The architecture behind modern LLMs - self-attention, encoder-decoder, and why it changed everything.

2026-04-05

What are Transformers?

The Transformer is a neural network architecture introduced in the 2017 paper "Attention Is All You Need" by Vaswani et al. It replaced recurrent architectures (RNNs, LSTMs) as the dominant approach for sequence modeling by relying entirely on self-attention mechanisms.

Why Transformers Matter

Before Transformers, sequence models processed tokens one at a time (sequentially). This made training slow and limited the model's ability to capture long-range dependencies. Transformers solve both problems by processing all tokens in parallel and using attention to relate any token to any other token regardless of distance.

Core Components

Self-Attention

The key innovation. For each token in the input, the model computes how much "attention" it should pay to every other token. This is done through three learned projections: Query (Q), Key (K), and Value (V).

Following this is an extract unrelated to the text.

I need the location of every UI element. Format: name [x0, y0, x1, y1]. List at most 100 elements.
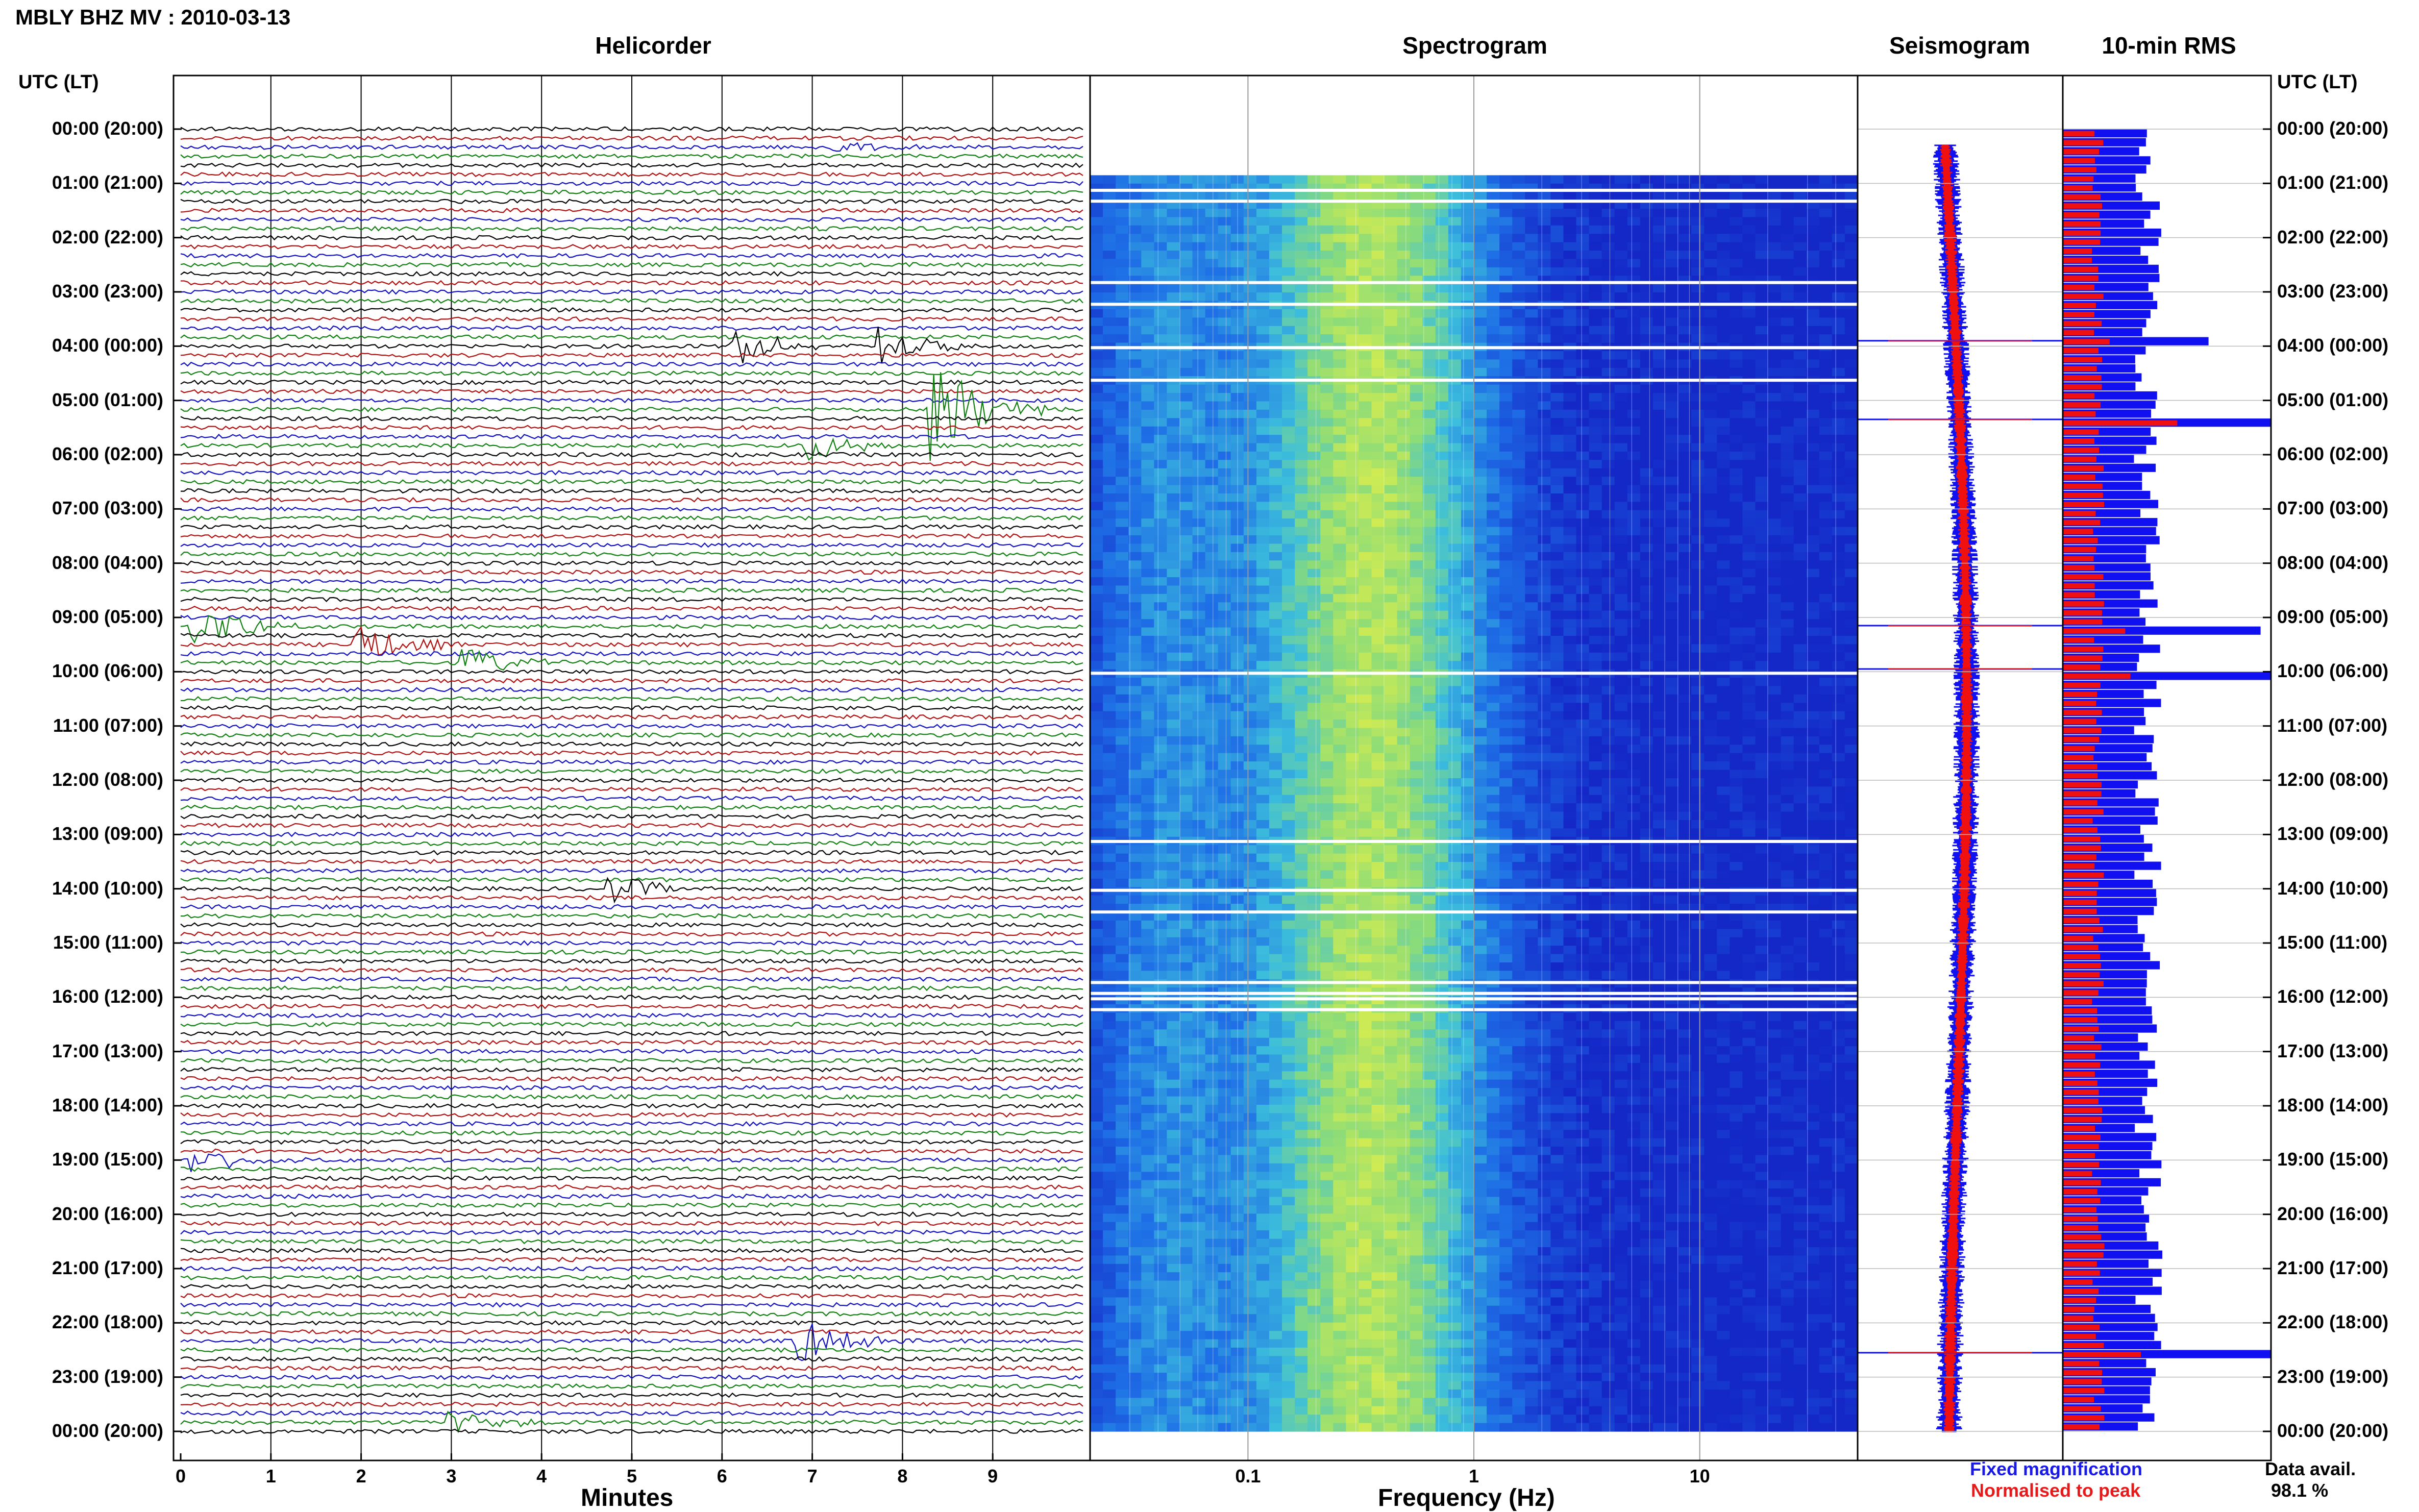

The attention score is computed as:

Attention(Q, K, V) = softmax(QK^T / sqrt(d_k)) V

Where d_k is the dimension of the key vectors, used for scaling.

Multi-Head Attention

Instead of computing a single attention function, Transformers use multiple "heads" - each learning different attention patterns. The outputs are concatenated and projected back to the model dimension.

Position Encoding

Since Transformers process all tokens in parallel, they have no inherent sense of order. Positional encodings (sinusoidal or learned) are added to the input embeddings to provide position information.

Feed-Forward Networks

After attention, each token passes through a two-layer feed-forward network (applied independently to each position). This adds non-linearity and increases the model's representational capacity.

Encoder vs Decoder

  • Encoder-only (BERT): Bidirectional attention. Good for classification, NER, embeddings.
  • Decoder-only (GPT): Causal (left-to-right) attention. Good for generation.
  • Encoder-Decoder (T5, BART): Full architecture. Good for translation, summarization.

Key Variants

Model Type Key Innovation
BERT Encoder Masked language modeling
GPT Decoder Autoregressive pre-training
T5 Enc-Dec Text-to-text framework
LLaMA Decoder Efficient open-source LLM
Mistral Decoder Sliding window attention

Why This Matters for Enterprise AI

Transformers are the foundation of every modern LLM deployment. Understanding the architecture is essential for making informed decisions about model selection, fine-tuning strategies, and inference optimization in production systems.